Roms : Marseille au cœur de la bataille de l’intégration
Expulsions de Roms, manifestations de militants et exaspération de riverains… Marseille est au cœur de la problématique d’intégration de ces nouveaux citoyens européens. Pour le gouvernement, l’intégration passe d’abord par le pays d’origine, d’où l’instauration d’un régime transitoire qui restreint temporairement les droits de ces populations en France.
De leur côté, les associations plaident pour une intégration dans le pays d’accueil et dénoncent une instrumentalisation politique de la situation des Roms, pris comme bouc émissaire ! News of Marseille a consulté tous les acteurs de la cité phocéenne pour décrypter un phénomène qui laisse rarement indifférent…
Mardi 9 août devant le tribunal administratif de Marseille. Les associations s’indignent : saisi par le maire de Marseille Jean-Claude Gaudin, le tribunal vient d’ordonner l’expulsion d’une centaine de familles roms, installées à la Porte d’Aix. Dans le quotidien La Provence, le maire avait déclaré qu’il fallait que « les Roms partent ailleurs ». L’intégration ? Le gouvernement estime qu’elle commence d’abord dans le pays d’origine, puisque « la France ne peut pas accueillir toute la misère du monde[…] », comme certains élus se plaisent à citer la phrase de l’ancien Premier Ministre Michel Rocard.
Après avoir été accueillies au centre d’hébergement de la Madrague, certaines de ces familles retourneront en Roumanie, leur pays d’origine, un billet d’avion et 300 € en poche. « Mais ce n’est pas en effaçant le problème qu’on va le résoudre », pointe Bernard Eynaud, président de la Ligue des droits de l’homme qui demande la fin du régime transitoire, en vigueur théoriquement jusqu’en 2014. Objectif de l’associatif : que les Roms « qui aspirent à se sédentariser » puissent avoir les mêmes droits que tout citoyen européen et s’intégrer en France.

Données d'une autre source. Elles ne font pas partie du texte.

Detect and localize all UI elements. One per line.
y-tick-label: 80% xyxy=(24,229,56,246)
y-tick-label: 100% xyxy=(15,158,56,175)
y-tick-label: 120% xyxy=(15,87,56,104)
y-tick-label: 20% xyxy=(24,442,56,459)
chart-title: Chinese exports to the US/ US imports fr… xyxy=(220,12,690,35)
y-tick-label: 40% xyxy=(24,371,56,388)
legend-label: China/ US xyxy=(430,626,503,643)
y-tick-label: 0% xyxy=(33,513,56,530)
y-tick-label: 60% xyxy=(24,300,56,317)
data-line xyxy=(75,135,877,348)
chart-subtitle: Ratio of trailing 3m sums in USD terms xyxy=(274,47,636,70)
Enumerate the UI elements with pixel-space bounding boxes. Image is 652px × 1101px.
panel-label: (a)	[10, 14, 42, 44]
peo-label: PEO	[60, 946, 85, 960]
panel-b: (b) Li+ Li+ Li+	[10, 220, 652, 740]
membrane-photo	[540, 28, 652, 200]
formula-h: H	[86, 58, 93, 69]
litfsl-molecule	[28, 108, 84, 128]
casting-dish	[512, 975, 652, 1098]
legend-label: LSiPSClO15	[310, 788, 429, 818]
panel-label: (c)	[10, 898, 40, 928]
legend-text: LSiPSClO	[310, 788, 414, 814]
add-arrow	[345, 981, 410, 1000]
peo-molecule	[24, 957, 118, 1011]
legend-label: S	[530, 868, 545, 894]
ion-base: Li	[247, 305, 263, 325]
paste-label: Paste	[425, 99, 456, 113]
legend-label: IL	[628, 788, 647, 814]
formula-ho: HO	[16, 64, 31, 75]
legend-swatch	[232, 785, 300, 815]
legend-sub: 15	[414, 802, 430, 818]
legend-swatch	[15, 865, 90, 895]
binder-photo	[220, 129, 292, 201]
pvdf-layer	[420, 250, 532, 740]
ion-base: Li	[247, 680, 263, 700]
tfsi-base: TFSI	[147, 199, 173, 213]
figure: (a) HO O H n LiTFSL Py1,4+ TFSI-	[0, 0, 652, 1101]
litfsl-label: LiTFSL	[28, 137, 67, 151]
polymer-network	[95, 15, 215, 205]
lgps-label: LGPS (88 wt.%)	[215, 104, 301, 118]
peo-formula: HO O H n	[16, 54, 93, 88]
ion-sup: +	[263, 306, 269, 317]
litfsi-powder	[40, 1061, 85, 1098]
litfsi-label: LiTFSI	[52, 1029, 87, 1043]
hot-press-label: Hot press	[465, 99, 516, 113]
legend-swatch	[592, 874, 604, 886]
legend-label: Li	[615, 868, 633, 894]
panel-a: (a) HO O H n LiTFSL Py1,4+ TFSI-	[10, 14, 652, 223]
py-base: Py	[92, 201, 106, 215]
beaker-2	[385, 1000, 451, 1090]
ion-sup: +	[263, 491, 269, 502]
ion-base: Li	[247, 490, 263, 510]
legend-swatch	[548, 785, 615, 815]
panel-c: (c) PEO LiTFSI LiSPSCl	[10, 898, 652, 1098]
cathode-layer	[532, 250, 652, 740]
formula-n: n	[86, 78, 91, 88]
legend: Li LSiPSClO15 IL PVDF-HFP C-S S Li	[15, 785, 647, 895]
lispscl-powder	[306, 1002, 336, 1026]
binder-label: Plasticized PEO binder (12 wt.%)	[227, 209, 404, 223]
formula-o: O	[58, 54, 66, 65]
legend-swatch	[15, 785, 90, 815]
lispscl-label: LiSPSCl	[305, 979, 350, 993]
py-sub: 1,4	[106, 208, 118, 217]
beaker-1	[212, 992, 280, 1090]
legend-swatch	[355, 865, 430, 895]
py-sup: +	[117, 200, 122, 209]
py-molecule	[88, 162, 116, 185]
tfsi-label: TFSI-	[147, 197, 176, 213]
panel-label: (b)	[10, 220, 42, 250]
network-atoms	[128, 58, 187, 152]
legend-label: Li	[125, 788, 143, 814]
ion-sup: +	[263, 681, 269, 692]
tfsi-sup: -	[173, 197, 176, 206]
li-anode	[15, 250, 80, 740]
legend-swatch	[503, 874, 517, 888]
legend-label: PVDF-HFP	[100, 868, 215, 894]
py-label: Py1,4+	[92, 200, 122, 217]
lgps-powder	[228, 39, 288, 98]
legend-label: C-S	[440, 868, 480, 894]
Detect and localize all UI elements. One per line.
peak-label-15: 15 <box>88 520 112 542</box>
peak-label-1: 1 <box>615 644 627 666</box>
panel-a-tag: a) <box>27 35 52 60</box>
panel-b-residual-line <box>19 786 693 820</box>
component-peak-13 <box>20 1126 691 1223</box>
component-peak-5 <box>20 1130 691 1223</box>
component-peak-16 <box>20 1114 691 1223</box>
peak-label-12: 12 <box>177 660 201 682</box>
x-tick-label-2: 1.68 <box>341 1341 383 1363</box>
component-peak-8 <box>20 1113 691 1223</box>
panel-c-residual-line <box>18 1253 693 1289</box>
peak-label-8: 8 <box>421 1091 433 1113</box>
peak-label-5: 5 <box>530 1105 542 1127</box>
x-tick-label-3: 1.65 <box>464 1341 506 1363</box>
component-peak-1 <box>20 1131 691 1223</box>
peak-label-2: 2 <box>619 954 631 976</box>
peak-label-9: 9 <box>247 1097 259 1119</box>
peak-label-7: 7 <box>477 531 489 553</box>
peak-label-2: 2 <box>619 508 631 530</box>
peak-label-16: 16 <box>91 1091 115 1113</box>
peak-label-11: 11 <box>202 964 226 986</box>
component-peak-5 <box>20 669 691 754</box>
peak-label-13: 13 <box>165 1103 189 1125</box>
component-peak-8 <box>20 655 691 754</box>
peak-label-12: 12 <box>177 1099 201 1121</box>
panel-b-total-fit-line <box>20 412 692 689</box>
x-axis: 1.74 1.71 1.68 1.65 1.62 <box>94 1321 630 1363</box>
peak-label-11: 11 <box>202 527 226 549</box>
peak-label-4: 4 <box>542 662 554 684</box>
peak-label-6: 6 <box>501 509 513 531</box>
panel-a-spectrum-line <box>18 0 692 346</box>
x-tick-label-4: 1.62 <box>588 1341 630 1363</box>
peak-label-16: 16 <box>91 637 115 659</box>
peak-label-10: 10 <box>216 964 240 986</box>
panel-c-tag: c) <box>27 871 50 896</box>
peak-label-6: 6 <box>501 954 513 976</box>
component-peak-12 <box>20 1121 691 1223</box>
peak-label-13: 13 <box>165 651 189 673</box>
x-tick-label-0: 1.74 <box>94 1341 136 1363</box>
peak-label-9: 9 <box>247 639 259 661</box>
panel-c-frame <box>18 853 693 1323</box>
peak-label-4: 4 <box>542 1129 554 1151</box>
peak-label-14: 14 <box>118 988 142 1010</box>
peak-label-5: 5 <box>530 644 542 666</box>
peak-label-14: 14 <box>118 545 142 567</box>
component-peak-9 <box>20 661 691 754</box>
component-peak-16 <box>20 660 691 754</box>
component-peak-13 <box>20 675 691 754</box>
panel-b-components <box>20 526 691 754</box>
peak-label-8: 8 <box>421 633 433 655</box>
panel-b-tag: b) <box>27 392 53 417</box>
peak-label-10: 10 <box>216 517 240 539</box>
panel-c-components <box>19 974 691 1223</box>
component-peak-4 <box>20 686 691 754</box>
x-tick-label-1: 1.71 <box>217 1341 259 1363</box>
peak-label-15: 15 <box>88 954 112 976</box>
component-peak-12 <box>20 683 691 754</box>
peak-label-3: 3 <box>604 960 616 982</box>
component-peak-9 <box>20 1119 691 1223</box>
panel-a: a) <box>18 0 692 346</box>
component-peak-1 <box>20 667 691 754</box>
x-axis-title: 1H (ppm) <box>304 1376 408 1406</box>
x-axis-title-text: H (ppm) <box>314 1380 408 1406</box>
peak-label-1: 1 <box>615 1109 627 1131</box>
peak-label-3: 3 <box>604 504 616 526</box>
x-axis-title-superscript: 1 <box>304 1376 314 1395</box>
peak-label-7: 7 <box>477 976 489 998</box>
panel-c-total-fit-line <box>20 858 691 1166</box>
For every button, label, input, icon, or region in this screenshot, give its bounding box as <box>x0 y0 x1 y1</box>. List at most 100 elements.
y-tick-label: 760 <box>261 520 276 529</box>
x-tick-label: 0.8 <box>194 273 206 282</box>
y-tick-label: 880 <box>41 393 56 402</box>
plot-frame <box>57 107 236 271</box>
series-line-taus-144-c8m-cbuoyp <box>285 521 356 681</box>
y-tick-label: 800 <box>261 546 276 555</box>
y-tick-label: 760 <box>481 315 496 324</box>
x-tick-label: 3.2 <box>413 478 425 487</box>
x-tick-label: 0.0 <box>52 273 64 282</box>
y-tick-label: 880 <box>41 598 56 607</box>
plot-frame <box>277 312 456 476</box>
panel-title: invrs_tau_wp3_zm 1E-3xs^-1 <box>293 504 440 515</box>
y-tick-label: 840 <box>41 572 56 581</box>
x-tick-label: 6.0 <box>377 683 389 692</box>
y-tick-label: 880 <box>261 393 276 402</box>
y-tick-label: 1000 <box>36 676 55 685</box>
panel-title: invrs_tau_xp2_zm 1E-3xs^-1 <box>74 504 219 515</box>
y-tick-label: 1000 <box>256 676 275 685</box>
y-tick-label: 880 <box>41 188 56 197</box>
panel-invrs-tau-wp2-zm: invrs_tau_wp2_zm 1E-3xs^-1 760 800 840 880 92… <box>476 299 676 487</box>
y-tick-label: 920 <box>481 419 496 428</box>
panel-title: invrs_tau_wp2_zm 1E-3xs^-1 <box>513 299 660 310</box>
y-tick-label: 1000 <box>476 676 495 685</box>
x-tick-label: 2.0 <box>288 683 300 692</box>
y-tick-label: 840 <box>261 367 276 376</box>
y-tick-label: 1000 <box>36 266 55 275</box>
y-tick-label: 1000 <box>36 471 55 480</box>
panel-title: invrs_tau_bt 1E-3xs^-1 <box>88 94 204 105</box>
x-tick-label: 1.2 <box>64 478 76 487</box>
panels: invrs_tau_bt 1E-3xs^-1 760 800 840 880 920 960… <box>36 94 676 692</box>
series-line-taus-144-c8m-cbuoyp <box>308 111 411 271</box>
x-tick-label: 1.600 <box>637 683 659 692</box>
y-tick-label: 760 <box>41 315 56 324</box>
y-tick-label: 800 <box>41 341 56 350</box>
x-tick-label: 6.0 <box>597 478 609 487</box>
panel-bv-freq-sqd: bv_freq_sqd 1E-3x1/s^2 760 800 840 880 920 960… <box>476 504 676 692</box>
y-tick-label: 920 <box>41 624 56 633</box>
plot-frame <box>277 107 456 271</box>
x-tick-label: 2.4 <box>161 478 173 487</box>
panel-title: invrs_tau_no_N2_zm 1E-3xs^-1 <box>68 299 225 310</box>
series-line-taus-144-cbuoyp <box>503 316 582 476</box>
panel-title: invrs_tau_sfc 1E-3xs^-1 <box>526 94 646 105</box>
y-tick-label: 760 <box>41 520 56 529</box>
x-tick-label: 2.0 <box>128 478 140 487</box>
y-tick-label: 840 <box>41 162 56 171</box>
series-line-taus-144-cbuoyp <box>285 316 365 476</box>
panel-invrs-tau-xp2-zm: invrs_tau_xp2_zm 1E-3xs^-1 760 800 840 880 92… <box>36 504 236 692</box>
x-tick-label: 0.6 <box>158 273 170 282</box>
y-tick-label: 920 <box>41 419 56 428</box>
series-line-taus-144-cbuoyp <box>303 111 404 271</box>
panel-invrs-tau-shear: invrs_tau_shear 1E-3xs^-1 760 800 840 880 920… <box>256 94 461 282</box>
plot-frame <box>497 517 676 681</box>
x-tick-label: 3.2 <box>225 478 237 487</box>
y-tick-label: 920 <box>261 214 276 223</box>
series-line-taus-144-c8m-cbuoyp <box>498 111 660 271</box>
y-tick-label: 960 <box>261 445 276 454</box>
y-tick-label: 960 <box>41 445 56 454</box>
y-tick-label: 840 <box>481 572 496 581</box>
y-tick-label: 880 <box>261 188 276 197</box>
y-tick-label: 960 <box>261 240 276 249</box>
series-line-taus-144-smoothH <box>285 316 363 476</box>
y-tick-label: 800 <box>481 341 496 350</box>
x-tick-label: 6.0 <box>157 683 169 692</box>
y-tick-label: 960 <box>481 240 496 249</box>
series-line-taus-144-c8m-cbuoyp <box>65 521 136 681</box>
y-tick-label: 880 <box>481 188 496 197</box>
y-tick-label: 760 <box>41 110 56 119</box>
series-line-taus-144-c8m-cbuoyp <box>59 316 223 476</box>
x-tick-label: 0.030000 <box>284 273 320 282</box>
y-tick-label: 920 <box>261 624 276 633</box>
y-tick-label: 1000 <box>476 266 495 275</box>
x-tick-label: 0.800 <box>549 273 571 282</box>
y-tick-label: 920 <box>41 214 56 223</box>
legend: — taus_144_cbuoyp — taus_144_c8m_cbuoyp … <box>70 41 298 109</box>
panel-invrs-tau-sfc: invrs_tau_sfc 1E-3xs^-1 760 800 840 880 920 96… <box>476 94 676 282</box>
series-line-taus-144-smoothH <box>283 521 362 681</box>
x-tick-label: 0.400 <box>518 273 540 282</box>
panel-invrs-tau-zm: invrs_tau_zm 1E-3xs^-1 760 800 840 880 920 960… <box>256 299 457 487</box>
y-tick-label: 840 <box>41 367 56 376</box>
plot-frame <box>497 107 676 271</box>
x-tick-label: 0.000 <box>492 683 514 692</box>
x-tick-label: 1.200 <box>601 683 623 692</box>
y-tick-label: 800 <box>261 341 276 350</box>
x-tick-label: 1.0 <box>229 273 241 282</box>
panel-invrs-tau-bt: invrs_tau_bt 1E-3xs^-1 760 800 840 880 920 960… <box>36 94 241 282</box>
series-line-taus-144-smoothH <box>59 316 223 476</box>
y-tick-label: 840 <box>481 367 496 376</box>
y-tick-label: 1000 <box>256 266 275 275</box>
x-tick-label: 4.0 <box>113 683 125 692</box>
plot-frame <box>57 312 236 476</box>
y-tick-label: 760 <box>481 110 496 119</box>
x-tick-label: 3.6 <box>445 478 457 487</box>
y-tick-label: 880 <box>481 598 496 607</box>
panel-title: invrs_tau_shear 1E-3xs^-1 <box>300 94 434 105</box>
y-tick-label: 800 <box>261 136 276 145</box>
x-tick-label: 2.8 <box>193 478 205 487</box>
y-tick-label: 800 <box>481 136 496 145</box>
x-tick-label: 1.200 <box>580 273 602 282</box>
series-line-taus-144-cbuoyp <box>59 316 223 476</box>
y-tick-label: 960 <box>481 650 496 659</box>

Fuir la misère et la discrimination
Comme chaque été, Marseille qui regroupe près de 1 500 Roms sur les 15 000 présents en France est sous les projecteurs médiatiques. Et à l’image de la France, notre ville est le parfait exemple de la problématique Rom.
Depuis 2007, date à laquelle l’Union européenne a intégré la Roumanie et la Bulgarie, en pleine transition économique vers la privatisation, Marseille s’est vu investir par cette nouvelle population : les Roms, des citoyens roumains et européens à part entière. La ville par son côté populaire où l’on peut se fondre rapidement dans la masse attire ces nouveaux arrivants désireux de tenter leur chance en Europe de l’Ouest.
Rappelons que si aujourd’hui la France compte près de 15 000 citoyens roumains affiliés au groupe culturel rom, l’Hexagone n’est pas la destination privilégiée de ces migrants : la Grèce recense 300 000 Roms, l’Italie 342 000 Roumains, et l’Espagne qui ne connaît pas le mot Rom, compte 700 000 « Gitans ».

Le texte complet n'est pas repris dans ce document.